A One Day Happening

In 2017, the year the Bartlett Real Estate Institute was established, seeing a lack of space for students and staff to coalesce around the opposition to the idea that the built environment should be determined by the logic of the market, and the proposition that an alternative academy and practice can be collectively built—we set up a project called BREAK//LINE. The ‘we’ here is: Thom Callan Riley, Miranda Critchley, Thandi Loewenson and Sayan Skandarajah, soon joined by David Roberts.

BREAK//LINE was publicly launched with a one day happening in February of the following year. For one day, we transformed the public, ground floor space of the newly rebuilt Bartlett School of Architecture at 22 Gordon Street into a collaborative studio—with partnerships of students, staff and practitioners from within and beyond the academy formed to produce work in dialogue.

Serhan Ahmet Tekbas and Akil Scafe Smith sought to question how a reimagined, performative and public architecture school might look.

Joanna McLean and Judit Ferencz developed a series of illustrated dialogues exploring the ‘leaky pipeline effect’—how women have a disproportionately high drop-out rate in architectural education.
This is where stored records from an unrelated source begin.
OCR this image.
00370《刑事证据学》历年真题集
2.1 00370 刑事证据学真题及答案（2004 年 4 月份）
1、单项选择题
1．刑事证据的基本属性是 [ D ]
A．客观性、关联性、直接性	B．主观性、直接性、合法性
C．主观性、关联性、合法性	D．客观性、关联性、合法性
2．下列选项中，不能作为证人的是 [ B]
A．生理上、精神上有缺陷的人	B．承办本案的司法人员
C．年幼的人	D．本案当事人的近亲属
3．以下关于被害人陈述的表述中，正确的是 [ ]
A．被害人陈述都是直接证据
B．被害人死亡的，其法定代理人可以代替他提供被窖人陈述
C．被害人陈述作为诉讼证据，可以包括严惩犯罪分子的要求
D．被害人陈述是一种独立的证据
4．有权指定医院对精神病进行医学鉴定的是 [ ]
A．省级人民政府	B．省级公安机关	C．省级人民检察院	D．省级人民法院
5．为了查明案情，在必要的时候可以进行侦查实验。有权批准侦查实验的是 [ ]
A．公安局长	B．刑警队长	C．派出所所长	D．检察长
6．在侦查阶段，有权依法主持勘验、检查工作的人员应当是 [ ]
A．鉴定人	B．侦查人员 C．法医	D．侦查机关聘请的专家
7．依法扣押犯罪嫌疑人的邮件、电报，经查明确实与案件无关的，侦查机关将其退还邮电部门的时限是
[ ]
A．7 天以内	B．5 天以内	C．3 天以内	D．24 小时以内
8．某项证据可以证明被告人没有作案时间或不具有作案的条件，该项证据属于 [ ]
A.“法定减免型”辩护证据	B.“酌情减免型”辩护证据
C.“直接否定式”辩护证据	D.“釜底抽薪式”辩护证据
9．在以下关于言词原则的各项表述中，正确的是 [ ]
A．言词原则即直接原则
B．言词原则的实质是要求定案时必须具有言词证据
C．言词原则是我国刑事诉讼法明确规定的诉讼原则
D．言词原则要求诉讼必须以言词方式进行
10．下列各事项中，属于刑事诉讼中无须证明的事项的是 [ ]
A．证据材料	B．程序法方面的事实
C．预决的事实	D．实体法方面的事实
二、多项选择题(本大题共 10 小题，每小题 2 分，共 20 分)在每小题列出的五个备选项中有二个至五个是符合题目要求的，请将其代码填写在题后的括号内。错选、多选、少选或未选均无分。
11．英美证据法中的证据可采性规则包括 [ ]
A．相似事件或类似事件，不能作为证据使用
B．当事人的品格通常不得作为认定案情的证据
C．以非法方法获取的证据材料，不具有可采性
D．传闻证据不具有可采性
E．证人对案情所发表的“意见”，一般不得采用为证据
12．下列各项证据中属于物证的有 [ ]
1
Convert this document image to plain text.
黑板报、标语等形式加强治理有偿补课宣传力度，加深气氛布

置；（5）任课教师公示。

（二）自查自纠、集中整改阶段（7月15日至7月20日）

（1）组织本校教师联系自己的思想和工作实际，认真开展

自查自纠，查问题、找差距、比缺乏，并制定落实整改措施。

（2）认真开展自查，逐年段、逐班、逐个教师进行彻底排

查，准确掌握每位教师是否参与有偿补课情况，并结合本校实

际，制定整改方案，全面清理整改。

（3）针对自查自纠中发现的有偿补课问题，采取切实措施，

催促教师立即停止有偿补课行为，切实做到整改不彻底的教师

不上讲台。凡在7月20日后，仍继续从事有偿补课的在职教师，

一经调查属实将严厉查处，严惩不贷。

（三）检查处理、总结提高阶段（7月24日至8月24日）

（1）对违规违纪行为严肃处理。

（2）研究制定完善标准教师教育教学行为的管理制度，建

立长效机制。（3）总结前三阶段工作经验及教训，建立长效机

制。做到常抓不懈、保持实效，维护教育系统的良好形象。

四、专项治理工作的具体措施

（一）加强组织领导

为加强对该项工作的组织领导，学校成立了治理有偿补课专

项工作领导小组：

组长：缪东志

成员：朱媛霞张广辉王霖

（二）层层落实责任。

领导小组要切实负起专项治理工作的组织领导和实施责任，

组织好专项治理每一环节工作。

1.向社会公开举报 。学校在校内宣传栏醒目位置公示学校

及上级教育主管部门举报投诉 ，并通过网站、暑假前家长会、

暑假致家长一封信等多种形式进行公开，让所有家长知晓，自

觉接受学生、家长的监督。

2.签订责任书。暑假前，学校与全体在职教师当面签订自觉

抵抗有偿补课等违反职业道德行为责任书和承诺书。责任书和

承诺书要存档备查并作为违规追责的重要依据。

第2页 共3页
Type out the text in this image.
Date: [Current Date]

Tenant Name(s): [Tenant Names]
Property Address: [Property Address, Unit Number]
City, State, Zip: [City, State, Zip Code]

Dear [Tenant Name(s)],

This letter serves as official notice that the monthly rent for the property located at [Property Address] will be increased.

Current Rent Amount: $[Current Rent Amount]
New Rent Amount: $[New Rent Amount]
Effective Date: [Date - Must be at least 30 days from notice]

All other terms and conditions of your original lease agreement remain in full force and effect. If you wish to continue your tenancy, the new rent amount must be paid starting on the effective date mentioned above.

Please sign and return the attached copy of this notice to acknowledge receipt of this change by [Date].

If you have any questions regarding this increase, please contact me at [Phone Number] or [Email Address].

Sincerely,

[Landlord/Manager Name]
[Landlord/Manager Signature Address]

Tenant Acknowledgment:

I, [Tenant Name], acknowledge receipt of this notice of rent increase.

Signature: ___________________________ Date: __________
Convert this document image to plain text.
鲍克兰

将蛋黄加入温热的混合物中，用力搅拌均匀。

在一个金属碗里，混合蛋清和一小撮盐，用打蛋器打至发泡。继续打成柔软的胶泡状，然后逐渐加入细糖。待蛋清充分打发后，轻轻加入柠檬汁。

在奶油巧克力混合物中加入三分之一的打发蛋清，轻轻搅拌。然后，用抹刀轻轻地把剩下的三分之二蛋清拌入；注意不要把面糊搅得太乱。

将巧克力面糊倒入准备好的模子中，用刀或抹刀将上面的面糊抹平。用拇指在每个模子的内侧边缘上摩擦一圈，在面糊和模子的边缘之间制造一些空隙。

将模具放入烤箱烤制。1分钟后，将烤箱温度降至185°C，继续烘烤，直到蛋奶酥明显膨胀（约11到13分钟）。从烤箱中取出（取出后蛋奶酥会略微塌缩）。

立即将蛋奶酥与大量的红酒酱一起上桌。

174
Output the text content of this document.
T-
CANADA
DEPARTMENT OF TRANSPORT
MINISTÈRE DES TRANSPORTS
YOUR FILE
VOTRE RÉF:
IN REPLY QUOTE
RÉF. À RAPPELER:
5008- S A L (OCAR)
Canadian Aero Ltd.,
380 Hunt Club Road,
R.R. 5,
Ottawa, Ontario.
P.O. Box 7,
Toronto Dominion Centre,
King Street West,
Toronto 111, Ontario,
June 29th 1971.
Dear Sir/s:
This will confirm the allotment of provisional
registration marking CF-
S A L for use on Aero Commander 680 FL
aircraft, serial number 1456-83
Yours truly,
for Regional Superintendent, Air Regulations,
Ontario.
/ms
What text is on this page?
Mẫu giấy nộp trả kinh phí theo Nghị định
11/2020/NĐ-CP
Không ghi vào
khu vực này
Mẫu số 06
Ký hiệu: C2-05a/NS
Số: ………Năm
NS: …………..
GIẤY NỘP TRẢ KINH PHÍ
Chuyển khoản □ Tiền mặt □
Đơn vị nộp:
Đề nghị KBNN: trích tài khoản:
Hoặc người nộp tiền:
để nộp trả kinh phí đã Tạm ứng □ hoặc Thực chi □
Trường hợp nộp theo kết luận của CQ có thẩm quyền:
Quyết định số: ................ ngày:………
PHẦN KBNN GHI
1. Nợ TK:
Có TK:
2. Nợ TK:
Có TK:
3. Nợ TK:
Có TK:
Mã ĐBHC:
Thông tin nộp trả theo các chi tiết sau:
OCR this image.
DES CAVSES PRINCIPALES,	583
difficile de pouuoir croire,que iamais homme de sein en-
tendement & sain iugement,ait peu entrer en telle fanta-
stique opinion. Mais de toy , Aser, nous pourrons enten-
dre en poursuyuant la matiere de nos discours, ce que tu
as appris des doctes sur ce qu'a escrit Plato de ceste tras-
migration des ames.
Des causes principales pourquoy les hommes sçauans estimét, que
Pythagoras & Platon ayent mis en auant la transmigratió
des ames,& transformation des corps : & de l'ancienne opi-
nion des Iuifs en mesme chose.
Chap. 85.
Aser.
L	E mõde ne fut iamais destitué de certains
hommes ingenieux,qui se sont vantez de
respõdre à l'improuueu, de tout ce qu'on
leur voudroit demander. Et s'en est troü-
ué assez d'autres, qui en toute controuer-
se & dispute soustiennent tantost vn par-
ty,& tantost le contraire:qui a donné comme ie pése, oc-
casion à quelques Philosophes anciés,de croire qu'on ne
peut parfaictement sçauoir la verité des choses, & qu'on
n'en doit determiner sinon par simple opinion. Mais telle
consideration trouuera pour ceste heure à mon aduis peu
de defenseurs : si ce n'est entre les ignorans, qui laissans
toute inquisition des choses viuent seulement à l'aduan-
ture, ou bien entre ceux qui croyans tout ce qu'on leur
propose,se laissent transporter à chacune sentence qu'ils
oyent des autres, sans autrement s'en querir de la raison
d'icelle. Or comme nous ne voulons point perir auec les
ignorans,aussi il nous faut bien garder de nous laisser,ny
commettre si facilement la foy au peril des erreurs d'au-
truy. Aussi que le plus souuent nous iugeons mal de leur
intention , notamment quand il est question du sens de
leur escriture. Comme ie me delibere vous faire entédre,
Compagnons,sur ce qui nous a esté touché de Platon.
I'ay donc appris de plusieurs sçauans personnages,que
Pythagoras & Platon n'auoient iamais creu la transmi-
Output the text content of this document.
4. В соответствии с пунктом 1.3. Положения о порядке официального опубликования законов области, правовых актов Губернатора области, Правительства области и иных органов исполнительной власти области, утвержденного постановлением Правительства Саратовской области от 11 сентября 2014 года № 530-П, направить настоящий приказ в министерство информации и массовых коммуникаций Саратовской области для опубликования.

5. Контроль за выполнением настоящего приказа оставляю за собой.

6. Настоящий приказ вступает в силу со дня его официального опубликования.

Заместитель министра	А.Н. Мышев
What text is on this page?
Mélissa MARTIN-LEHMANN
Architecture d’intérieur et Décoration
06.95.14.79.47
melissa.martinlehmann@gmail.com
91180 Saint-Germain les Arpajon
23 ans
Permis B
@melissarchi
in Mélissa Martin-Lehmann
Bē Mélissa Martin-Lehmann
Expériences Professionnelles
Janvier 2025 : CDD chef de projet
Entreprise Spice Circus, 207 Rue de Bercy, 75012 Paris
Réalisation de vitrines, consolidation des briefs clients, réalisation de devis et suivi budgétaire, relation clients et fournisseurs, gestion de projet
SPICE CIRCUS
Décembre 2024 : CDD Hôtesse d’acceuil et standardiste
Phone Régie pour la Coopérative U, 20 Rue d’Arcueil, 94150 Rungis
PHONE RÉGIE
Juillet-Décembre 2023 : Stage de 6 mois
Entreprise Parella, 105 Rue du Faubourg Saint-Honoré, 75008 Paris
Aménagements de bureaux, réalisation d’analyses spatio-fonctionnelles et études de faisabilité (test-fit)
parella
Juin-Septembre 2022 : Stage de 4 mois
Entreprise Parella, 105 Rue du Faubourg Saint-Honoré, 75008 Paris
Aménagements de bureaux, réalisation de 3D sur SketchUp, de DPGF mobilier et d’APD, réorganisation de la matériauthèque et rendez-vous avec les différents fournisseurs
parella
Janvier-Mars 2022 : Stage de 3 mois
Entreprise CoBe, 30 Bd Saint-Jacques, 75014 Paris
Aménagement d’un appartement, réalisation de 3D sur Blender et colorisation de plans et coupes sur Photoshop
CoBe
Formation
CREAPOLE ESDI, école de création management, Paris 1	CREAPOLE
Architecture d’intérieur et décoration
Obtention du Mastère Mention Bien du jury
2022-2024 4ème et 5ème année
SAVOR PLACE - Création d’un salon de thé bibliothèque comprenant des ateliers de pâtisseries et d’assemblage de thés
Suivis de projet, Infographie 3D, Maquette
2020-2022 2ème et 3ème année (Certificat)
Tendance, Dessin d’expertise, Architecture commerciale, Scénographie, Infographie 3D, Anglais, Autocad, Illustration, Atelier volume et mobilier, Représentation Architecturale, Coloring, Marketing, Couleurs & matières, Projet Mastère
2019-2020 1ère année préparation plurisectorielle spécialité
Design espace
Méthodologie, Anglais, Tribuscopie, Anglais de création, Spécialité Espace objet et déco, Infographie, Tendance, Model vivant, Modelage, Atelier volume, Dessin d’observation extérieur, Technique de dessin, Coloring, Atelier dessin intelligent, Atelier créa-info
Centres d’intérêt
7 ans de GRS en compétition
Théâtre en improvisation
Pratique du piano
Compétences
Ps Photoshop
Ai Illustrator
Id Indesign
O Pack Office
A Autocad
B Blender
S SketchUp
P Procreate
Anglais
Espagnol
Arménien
Sam Coulton and Kirsty Badenoch produced an interplay between two terrains not usually brought into dialogue—London and Montevideo—explored through weathering, light, exposure and light sensitive fabrics.

Phuong Tram Nguyen and Nicole Teh worked on ‘The Tale of a Disappearing City’, a piece made from film and projection to capture the story of a city of fading light and shadows.

Ecem Ergin and Ben Spong played a game with no rules and no definite end, working with a conversational and dialogical structure of design.

From BREAK//LINE, Thom Callan Riley, Miranda Critchley, Thandi Loewenson and Sayan Skandarajah collaborated on a banner and manifesto. Inspired by union banners, the BREAK//LINE banner is the product of four hands, and four approaches: typed, drawn, stitched and pinned. It remains unfinished, open to development and interpretation, much like the BREAK//LINE project itself.

The one day happening closed with a public exhibition in which the collaborative works produced during the day were shown, with a sound system, and with a bar. This event was supported by funds from Rick Mather Architects and the Bartlett School of Architecture.